Dalam setiap organisasi – perusahaan, ormas, gereja bahkan keluarga – konflik adalah hal yang bisa terjadi dan tidak dapat dihindarkan pasti akan terjadi. Seringkali konflik diawali dengan hal-hal kecil yang tidak signifikan, seperti perbedaan pendapat, miskomunikasi, salah paham dll. Ketika hal-hal kecil itu tidak di-manage dengan baik, maka akan bereskalasi dan menjadi suatu konflik yang sangat buruk. Karena itu kita harus belajar dapat me-manage konflik sedini mungkin.
Bagaimana me-manage konflik?
#1. SELALU TEMPATKAN MASALAH SUMBER KONFLIK SEBAGAI OBYEK; DAN JANGAN MENYERANG ORANGNYA.
Ketika seseorang terlibat dalam konflik, dengan mudah hal-hal kecil yang sepele lalu tiba-tiba menjadi sesuatu yang sangat pribadi, seolah lawan sedang menyerang anda. Sekarang sudah tidak lagi tentang perbedaan pendapat atau tentang masalah komunikasi, tetapi tentang gengsi dan sakit hati. Jangan ijinkan hal ini terjadi, dan kemudian menyebabkan hal-hal kecil menjadi masalah pribadi. Karena itu, kita harus selalu menempatkan sumber konflik — perbedaan pendapat, mis-komunikasi, atau salah paham — sebagai OBYEK yang “diluar kita” yang harus kita selesaikan bersama. Jadi sekarang dua belah pihak tidak saling berhadapan, tetapi bersama-sama menghadapi “sumber masalah” yang harus secara obyektif dihadapi dan diselesaikan bersama.
#2. BELAJAR MELIHAT DENGAN SUDUT PANDANG BESAR.

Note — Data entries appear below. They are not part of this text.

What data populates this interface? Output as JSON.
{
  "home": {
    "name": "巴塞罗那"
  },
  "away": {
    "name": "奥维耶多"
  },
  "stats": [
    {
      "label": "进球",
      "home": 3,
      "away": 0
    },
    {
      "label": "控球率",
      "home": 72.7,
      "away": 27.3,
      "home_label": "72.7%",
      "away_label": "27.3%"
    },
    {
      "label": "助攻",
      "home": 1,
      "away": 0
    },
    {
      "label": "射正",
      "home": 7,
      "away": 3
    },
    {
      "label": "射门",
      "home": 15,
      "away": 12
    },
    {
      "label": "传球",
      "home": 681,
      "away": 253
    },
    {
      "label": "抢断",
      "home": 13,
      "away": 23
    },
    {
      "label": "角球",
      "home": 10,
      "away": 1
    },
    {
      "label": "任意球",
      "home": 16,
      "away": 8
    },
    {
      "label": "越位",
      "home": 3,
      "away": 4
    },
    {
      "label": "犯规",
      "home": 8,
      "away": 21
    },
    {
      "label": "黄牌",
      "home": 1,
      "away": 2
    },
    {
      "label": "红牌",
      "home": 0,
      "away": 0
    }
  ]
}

Seringkali konflik membuat sudut pandang kita menjadi sempit dan sepihak. Karena itu penting untuk kita selalu berusaha untuk mengerti sudut pandang orang yang sedang berkonflik dengan kita; dan bahkan berusaha melihat dari “bird eye” sehingga kita dapat melihat gambar besarnya. Seringkali kalau kita bisa “keluar” dari medan pertempuran, lalu melihat dari sudut pandang yang luas, kita akan melihat konflik yang sedang dihadapi dengan cara yang berbeda. Tiba-tiba apa yang tadinya menjadi “masalah besar” — seolah hidup kita dan masa depan kita dipertaruhkan di sana — kemudian kita sadar bahwa itu sebenarnya tidak perlu dibesar-besarkan. Apa yang sepertinya “jalan buntu” tapi kemudian kita bisa melihat banyak option yang bisa membuat semua orang mengalami win-win solution.

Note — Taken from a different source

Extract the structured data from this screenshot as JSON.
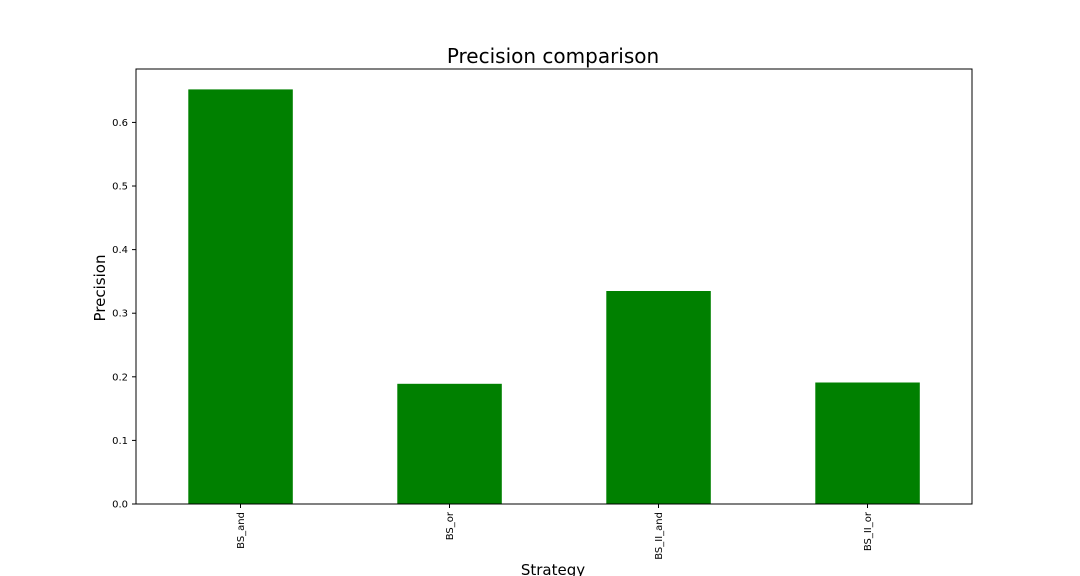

#3. SELALU MENGUTAMAKAN KEBENARAN
Saya belajar bahwa hal terbaik dalam konflik adalah kebenaran, yaitu dengan jujur membuka semua data dan fakta. Ini tidak mudah, karena budaya kita cenderung untuk “menghindari konflik” dengan menutup-tutupi masalah, menghindari untuk mempermalukan seseorang dll. Tapi seringkali perilaku seperti ini tidak menyelesaikan masalah, hanya menurunkan ketegangan dan menunda masalah. Saya belajar bahwa dalam konflik paling baik adalah kejujuran dan kebenaran.
#4. KETERBUKAAN PIKIRAN
Konflik akan mudah diselesaikan ketika kita belajar memiliki pikiran yag terbuka, sehingga lebih mudah menerima pilihan-pilihan secara obyektif, dan tidak hanya terpaku pada pikiran kita sendiri.
#5. KERENDAHAN HATI
Konflik paling sulit diselesaikan ketika sudah melibatkan “gengsi.” Artinya bukan lalgi mencari penyelesaian tetapi lebih kepada tidak mau mengalah, mempertahankan harga diri dan mau menang sendiri. Belajar untuk memiliki kerendahan diri menerima pendapat orang, mau mengakui kesalahan kita dan terbuka untuk peyelesaian walaupun tidak selalu seperti yang kita inginkan.